What mind she had left over from her own discourse was probably centred on the tail.

V

Even to Mrs. Bunting’s senses—she is one of those persons who take everything (except of course impertinence or impropriety) quite calmly—it must, I think, have been a little astonishing to find herself sitting in her boudoir, politely taking tea with a real live legendary creature. They were having tea in the boudoir, because of callers, and quite quietly because, in spite of the Sea Lady’s smiling assurances, Mrs. Bunting would have it she must be tired and unequal to the exertions of social intercourse. “After such a journey,” said Mrs. Bunting. There were just the three, Adeline Glendower being the third; and Fred and the three other girls, I understand, hung about in a general sort of way up and down the staircase (to the great annoyance of the servants who were thus kept out of it altogether) confirming one another’s views of the tail, arguing on the theory of mermaids, revisiting the garden and beach and trying to invent an excuse for seeing the invalid again. They were forbidden to intrude and pledged to secrecy by Mrs. Bunting, and they must have been as altogether unsettled and miserable as young people can be. For a time they played croquet in a half-hearted way, each no doubt with an eye on the boudoir window.

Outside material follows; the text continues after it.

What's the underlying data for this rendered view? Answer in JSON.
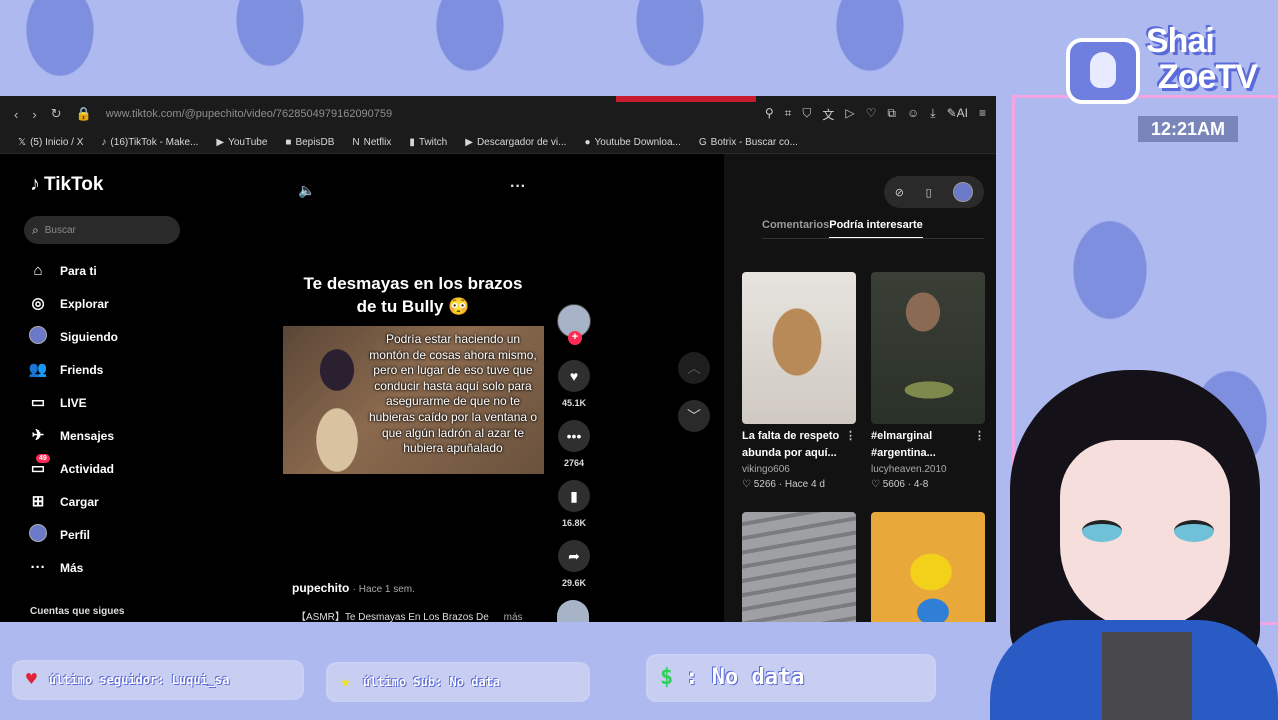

(And as for Mr. Bunting, he was in bed.)

I gather that the three ladies sat and talked as any three ladies all quite resolved to be pleasant to one another would talk. Mrs. Bunting and Miss Glendower were far too well trained in the observances of good society (which is as every one knows, even the best of it now, extremely mixed) to make too searching enquiries into the Sea Lady’s status and way of life or precisely where she lived when she was at home, or whom she knew or didn’t know. Though in their several ways they wanted to know badly enough. The Sea Lady volunteered no information, contenting herself with an entertaining superficiality of touch and go, in the most ladylike way. She professed herself greatly delighted with the sensation of being in air and superficially quite dry, and was particularly charmed with tea.

“And don’t you have tea?” cried Miss Glendower, startled.

“How can we?”

“But do you really mean——?”

“I’ve never tasted tea before. How do you think we can boil a kettle?”